Los dos constituimos una especie de metáfora del maestro y el aprendiz, en el marco de una relación de profunda y solidaria amistad que se consolidó, como no podía ser de otra manera, en el bar del Audaz Italiano, siempre después de cerrar las páginas de cambio, y que se prolongó hasta el bar Torres, ubicado en la Alameda cerca de la nueva redacción del diario, semanas antes del golpe militar. “Estaremos juntos hasta que terminemos de aprender” -prometió y sus palabras no dejan de dolerme porque a él lo extraño tanto como a la “revolución chilena al socialismo”, también a esas otras voces, oportunas, inclaudicables como las de Simón Blanco o Luis Alberto Mansilla, Sergio Villegas, Rodrigo Rojas, Jaime Chamorro, Hernán Meza, Palomo, Moisés Corbalán, a los compañeros de la imprenta de quienes me “despedí” esa mañana del 11 de septiembre, alrededor de las 11 horas en la calle Lira, después de quemar el carné del partido como un acto de infinita e intensa militancia que me partió el alma, al contemplar después estupefacto el bombardeo de la Moneda.
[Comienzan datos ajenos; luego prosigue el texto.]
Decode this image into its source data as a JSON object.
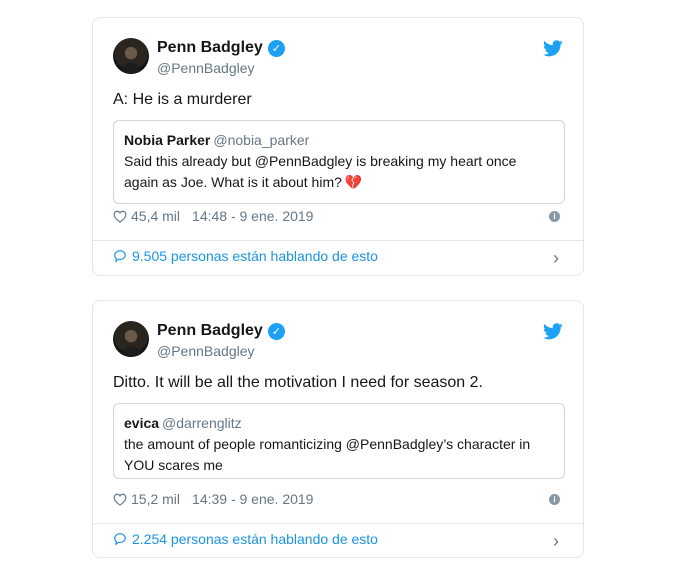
{
  "tweets": [
    {
      "author_name": "Penn Badgley",
      "author_handle": "@PennBadgley",
      "text": "A: He is a murderer",
      "quote": {
        "name": "Nobia Parker",
        "handle": "@nobia_parker",
        "body": "Said this already but @PennBadgley is breaking my heart once again as Joe. What is it about him?",
        "emoji": "💔"
      },
      "likes": "45,4 mil",
      "timestamp": "14:48 - 9 ene. 2019",
      "talking": "9.505 personas están hablando de esto"
    },
    {
      "author_name": "Penn Badgley",
      "author_handle": "@PennBadgley",
      "text": "Ditto. It will be all the motivation I need for season 2.",
      "quote": {
        "name": "evica",
        "handle": "@darrenglitz",
        "body": "the amount of people romanticizing @PennBadgley’s character in YOU scares me"
      },
      "likes": "15,2 mil",
      "timestamp": "14:39 - 9 ene. 2019",
      "talking": "2.254 personas están hablando de esto"
    }
  ],
  "colors": {
    "twitter_blue": "#1da1f2",
    "link_blue": "#1b95e0",
    "muted": "#657786",
    "border": "#e1e8ed"
  },
  "icons": {
    "verified": "verified-badge-icon",
    "logo": "twitter-bird-icon",
    "like": "heart-outline-icon",
    "info": "info-icon",
    "talk": "speech-bubble-icon",
    "chevron": "chevron-right-icon"
  }
}
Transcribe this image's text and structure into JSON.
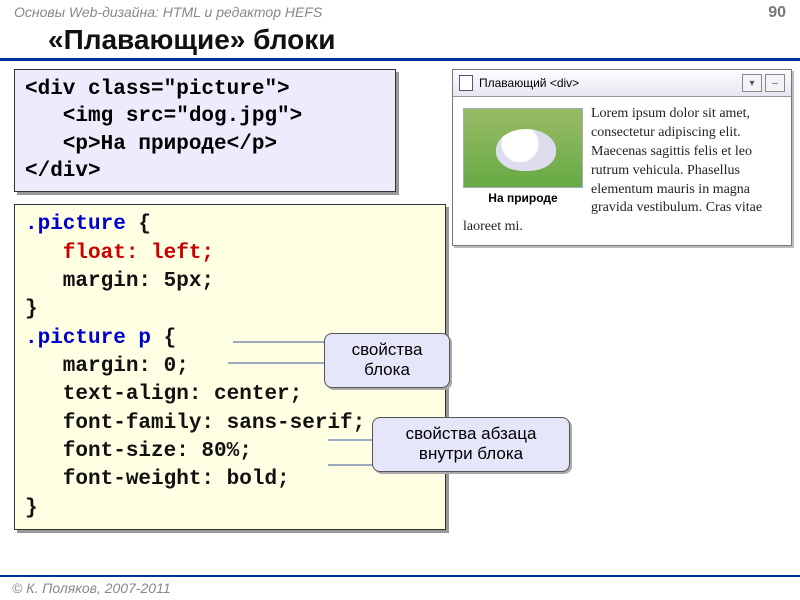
{
  "header": {
    "subject": "Основы Web-дизайна: HTML и редактор HEFS",
    "page": "90"
  },
  "title": "«Плавающие» блоки",
  "html_code": "<div class=\"picture\">\n   <img src=\"dog.jpg\">\n   <p>На природе</p>\n</div>",
  "css_code": {
    "sel1": ".picture",
    "brace_open": " {",
    "float_line": "   float: left;",
    "margin_line": "   margin: 5px;",
    "brace_close": "}",
    "sel2": ".picture p",
    "p_lines": "   margin: 0;\n   text-align: center;\n   font-family: sans-serif;\n   font-size: 80%;\n   font-weight: bold;\n}"
  },
  "browser": {
    "title": "Плавающий <div>",
    "caption": "На природе",
    "lorem": "Lorem ipsum dolor sit amet, consectetur adipiscing elit. Maecenas sagittis felis et leo rutrum vehicula. Phasellus elementum mauris in magna gravida vestibulum. Cras vitae laoreet mi."
  },
  "callouts": {
    "block": "свойства блока",
    "para": "свойства абзаца внутри блока"
  },
  "footer": "© К. Поляков, 2007-2011"
}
Columnas de humo, polvo y llamas se elevaron por encima del edificio al que intenté aproximarme varias veces desde la avenida Bulnes. ¿A dónde ir? La historia había cambiado de manera repentina y esa fue una pregunta que intenté responderme al llegar horas más tarde al domicilio ubicado cerca del río Mapocho, dispuesto a preservar el recuerdo de todas las voces que creyeron, lucharon y soñaron con un mundo distinto, más justo.
El 23 de septiembre de 1973, como muchos cientos de chilenos, intenté asistir al entierro de Pablo Neruda en el Cementerio General, convencido de que la tortilla, algún día, puede volver a darse la vuelta.